- Nicknames: Pattambakkam & pattam
- Melpattambakkam Location within Tamil Nadu
- Coordinates: 11°48′24″N 79°38′22″E﻿ / ﻿11.80667°N 79.63944°E
- Country: India
- State: Tamil Nadu
- District: Cuddalore

Area
- • Total: 5.67 km^{2} (2.19 sq mi)

Population (2011)
- • Total: 6,887
- • Density: 1,210/km^{2} (3,150/sq mi)

Languages
- • Official: Tamil
- Time zone: UTC+5:30 (IST)
- Postal code: 607104

= Melpattampakkam =

Town in Tamil Nadu, India

Melpattampakkam is a panchayat town in Cuddalore district in the Indian state of Tamil Nadu.
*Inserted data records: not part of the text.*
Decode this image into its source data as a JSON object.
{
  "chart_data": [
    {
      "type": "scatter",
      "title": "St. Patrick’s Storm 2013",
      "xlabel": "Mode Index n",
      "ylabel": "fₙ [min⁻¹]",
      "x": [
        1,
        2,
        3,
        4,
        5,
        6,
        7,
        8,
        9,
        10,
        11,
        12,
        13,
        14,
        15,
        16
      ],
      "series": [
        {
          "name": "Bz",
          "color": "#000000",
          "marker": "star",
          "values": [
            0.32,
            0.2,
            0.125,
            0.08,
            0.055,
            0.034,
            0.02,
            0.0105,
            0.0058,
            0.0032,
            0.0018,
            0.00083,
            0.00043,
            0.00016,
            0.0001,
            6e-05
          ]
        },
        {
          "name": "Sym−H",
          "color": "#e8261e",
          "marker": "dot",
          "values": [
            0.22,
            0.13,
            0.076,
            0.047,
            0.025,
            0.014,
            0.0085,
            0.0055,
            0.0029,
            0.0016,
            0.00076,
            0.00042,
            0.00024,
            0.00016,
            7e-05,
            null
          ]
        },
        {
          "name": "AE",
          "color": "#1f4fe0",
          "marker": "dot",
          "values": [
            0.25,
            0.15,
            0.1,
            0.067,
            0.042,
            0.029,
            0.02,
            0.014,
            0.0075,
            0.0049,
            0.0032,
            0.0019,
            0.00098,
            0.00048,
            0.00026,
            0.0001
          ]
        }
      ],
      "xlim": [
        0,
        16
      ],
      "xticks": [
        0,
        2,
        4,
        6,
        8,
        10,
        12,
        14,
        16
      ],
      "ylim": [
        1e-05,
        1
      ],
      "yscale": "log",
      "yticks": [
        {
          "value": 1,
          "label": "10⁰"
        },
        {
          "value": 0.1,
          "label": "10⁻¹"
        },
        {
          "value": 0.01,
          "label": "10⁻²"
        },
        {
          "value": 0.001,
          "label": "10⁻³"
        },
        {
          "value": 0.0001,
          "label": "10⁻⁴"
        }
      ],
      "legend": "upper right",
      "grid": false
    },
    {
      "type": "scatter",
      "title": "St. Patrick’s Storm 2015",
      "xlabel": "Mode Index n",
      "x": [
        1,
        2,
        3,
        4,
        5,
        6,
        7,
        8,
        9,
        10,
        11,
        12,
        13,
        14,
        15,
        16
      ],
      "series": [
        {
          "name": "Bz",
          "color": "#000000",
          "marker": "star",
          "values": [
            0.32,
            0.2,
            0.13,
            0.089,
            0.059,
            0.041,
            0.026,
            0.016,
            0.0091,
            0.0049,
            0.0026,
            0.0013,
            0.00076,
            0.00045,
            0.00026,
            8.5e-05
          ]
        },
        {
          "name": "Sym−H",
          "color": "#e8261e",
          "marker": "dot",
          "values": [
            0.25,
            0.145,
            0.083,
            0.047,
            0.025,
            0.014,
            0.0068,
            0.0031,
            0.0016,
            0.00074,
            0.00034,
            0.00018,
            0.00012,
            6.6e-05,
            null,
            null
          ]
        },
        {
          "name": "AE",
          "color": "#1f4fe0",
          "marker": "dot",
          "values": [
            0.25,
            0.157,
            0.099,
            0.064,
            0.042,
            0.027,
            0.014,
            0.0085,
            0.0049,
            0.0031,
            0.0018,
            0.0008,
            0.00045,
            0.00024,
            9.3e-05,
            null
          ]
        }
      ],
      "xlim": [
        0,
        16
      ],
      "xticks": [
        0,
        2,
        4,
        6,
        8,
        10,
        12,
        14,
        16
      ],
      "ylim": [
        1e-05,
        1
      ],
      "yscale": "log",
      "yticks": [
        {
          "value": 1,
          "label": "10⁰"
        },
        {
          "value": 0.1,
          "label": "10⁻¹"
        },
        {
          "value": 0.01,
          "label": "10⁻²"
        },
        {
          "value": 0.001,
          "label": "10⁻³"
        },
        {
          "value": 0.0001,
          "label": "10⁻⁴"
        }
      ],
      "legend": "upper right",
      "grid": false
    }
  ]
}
As of the 2011 India census, Melpattampakkam had a population of 6,887 with 3,475 males and 3,412 females. Out of the total population, 9.43 per cent is under six years of age.

== Religion ==
The city has six temples, along with a mosque and a church.

== Schools ==
- Govt. High School.
- Panchayat Union Middle School.
- Panchayat Union Primary School, Nathamedu.
- Panchayat Union Primary School (Boys).
- Girls Christian Higher Secondary School.
- Ananda matriculation school.
- St. Dominic Matriculation High School.

==Transportation==

=== Road Transport ===
Melpattampakkam has a robust road network. Frequent buses are available to nearby localities such as Nellikuppam, Panruti and Villupuram. State Highway SH-9 connects Cuddalore, Villupuram, Thiruvannamalai and Vellore districts passes through Melpattampakkam.

===Airports===
The most neighbouring airport is in Neyveli Airport And Puducherry - Pondicherry Airport - at a distance of 42.2 kilometres. Spicejet operates regular flights connecting Puducherry to Hyderabad.

=== Railways ===
Melpattampakkam has a railway station - station code MBU. It is under the control of the Tiruchirappalli Division of the Southern Railway zone of the Indian Railways. Trains running between,(Mainline Section) Tiruchirappalli, Mayiladuthurai, Cuddalore and Villupuram pass through this station.